Monday 15 June 2015

pink and yellow

I went to the Clacton dump (sorry, domestic recycling centre) this morning, since the brown bin can't keep up with the volume of horsetail and shaggy lawn edges as well as the weeds coming off the poor, neglected vegetable patch.  I called in at the garden centre on the way home, to see if they had any trays of heathers left, and get some dwarf pinks I noticed the last time I was in there. It was about half past nine on a grey Monday morning, and mine was almost the only car in the car park.  The staff greeted me with almost as much joy as if I were an old friend, which I practically am by now, but I overheard one of them grumbling about the weekend's takings, fifty per cent down on the previous weekend.  There's still loads of bedding plants out there, I heard him say, I'd better tell him not to get any more.

There were a lot of Dutch trollies with bedding plants on, and I didn't help them out by buying any. It's mid June and I've done as many pots as will comfortably fit by the pond, and enough to go by the front door.  I'd make space to squeeze one more in if I found some unusual and charming plant I hadn't tried growing before, but I don't need any more bog standard geraniums or petunias.  Many other gardeners are probably in a similar position.  The trouble with selling bedding plants is that they have such a short shelf life.  At least with trays of heathers you can keep them sitting around for months, as long as you water them properly, until finally one of your customers decides they want some.

The dry weather doesn't help garden centres.  Obviously they want nice, sunny days to encourage people out into their gardens, and off to the garden centre to stock up on plants to fill those gaps and tubs and make the garden ever more beautiful.  Or at least, that's the gist of the Wyevale Garden Centre ads on Classic FM.  But once the soil is dry people hold back on planting, as I saw in my old job.  I haven't stopped planting yet, but I'm willing to pay to keep the water meter running while I drench the borders where I've been working, and if we don't get some proper rain then I'll be joining the ranks of the non-planters fairly soon.  At the moment I'm just keen to get things out of their nine centimetre pots.

Today I planted yellow flowered foxgloves into the island bed in the back garden, raised from a packet of seed that came with a magazine.  I only got seven plants, but that's enough to make a nice group.  The island bed has developed a sort of pink and pale yellow colour scheme without my really planning it that way, which I rather like.  A permanent dose of burnt ochre comes from the Thuja occidentalis 'Rheingold' at one corner, and the low hedges of Lonicera nitida 'Baggeson's Gold' by the steps at the other end.  The Thuja is a lovely shrub.  It has grown only slowly on our light, dry soil, but is marvellously solid and by now I have to tip it back lightly to keep it within bounds. Conifers as a group remain obdurately out of fashion since their overuse in the 1960s and 70s, but I have no truck with such blanket prejudice.

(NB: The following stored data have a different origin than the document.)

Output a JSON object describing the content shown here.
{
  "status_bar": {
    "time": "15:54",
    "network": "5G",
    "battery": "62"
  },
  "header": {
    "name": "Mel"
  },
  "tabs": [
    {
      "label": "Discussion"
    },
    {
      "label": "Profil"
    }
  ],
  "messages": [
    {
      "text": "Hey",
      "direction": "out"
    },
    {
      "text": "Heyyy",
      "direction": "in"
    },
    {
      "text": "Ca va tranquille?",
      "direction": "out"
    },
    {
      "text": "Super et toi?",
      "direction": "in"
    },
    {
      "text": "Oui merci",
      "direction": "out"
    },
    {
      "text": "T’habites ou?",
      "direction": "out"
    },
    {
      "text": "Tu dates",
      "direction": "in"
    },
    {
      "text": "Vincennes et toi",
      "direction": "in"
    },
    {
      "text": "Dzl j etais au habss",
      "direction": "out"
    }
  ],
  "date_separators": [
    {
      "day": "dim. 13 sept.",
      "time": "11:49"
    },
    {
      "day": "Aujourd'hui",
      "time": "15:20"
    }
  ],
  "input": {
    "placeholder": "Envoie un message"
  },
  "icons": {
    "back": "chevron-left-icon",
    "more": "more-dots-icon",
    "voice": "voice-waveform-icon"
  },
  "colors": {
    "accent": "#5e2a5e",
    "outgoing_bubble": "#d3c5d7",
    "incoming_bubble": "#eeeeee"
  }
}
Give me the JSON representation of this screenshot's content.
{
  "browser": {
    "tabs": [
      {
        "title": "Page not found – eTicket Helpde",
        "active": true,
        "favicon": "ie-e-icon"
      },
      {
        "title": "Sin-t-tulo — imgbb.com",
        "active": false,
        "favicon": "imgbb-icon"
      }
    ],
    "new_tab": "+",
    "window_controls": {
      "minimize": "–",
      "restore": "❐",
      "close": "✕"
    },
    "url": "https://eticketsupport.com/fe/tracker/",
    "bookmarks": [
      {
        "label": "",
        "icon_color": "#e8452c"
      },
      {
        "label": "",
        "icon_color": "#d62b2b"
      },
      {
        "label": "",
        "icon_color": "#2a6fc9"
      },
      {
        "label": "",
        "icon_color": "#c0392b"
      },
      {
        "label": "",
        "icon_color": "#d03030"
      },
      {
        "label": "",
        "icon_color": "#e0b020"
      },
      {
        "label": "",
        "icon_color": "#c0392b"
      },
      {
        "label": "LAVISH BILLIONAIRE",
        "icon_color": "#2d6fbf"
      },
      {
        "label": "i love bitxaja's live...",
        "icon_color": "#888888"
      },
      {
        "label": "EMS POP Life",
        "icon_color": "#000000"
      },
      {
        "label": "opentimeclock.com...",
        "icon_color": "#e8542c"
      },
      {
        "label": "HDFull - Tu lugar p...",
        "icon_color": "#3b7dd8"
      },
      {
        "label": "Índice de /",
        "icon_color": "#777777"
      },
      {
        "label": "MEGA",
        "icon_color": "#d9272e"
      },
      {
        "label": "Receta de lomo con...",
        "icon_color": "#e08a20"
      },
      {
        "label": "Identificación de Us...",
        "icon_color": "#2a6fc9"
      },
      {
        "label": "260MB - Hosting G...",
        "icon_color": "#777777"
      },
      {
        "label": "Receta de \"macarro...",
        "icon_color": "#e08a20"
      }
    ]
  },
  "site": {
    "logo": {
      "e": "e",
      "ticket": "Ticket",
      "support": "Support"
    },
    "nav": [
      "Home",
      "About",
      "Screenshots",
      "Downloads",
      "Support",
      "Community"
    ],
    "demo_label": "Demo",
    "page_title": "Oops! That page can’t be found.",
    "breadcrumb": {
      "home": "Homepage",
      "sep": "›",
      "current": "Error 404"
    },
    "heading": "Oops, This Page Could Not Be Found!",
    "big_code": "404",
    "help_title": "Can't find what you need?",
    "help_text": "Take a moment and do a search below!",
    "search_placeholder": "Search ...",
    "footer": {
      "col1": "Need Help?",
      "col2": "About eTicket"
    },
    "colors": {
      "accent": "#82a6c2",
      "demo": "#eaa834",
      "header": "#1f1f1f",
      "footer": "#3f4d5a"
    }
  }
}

Phlomis russeliana does splendidly in that bed, so much so that if I didn't keep pulling seedlings out and reducing the size of the clumps it would happily take over.  The flowers are held in whorls at intervals up strong, vertical stems.  I have heard them described as dirty yellow, which I suppose they are, but I like them anyway.  Soft pink and yellow come combined in one flower in the tall bearded iris 'Chantilly', which I bought as part of a bare root offer from Peter Beales, and a self sown tree lupin.  I've had tree lupins in that bed for years.  They never live very long, but replacements always pop up.  All previous generations have been plain yellow, and I don't know how the pink element got in this time round.

There are shots of bright, pure pink from the surviving Cistus.  I am so exasperated by the way that cold winters finish them off, if they don't suddenly die after late frosts you wouldn't have said were that sharp, that I am using the gaps left by the last wave of Cistus suicides for other things.  Pure yellow comes from a Phygelius which is running around fairly happily.  Some detective work is required to decide which one, since I've planted several yellow varieties in the bed over the years and in growing conditions which can only be described as inhospitable not all have survived.  The purple-grey foliage of Rosa glauca pulls things together nicely.

Still to come are the white flowers of Romneya coulteri, finally established at the third attempt and now growing freely, the little purple flowers of Verbena bonariensis, another self-seeder, and the asters and chrysanthemums, and earlier in the season were a vivid red poppy, nominally Papaver bracteata, the forebear of the oriental hybrids (assuming my free packet of seed was the true species and not itself a hybrid) and the white flowers of Ashpodeline albus, grown from seed, so the soft yellow and pink scheme is only a passing phase, but it's pleasant while it lasts.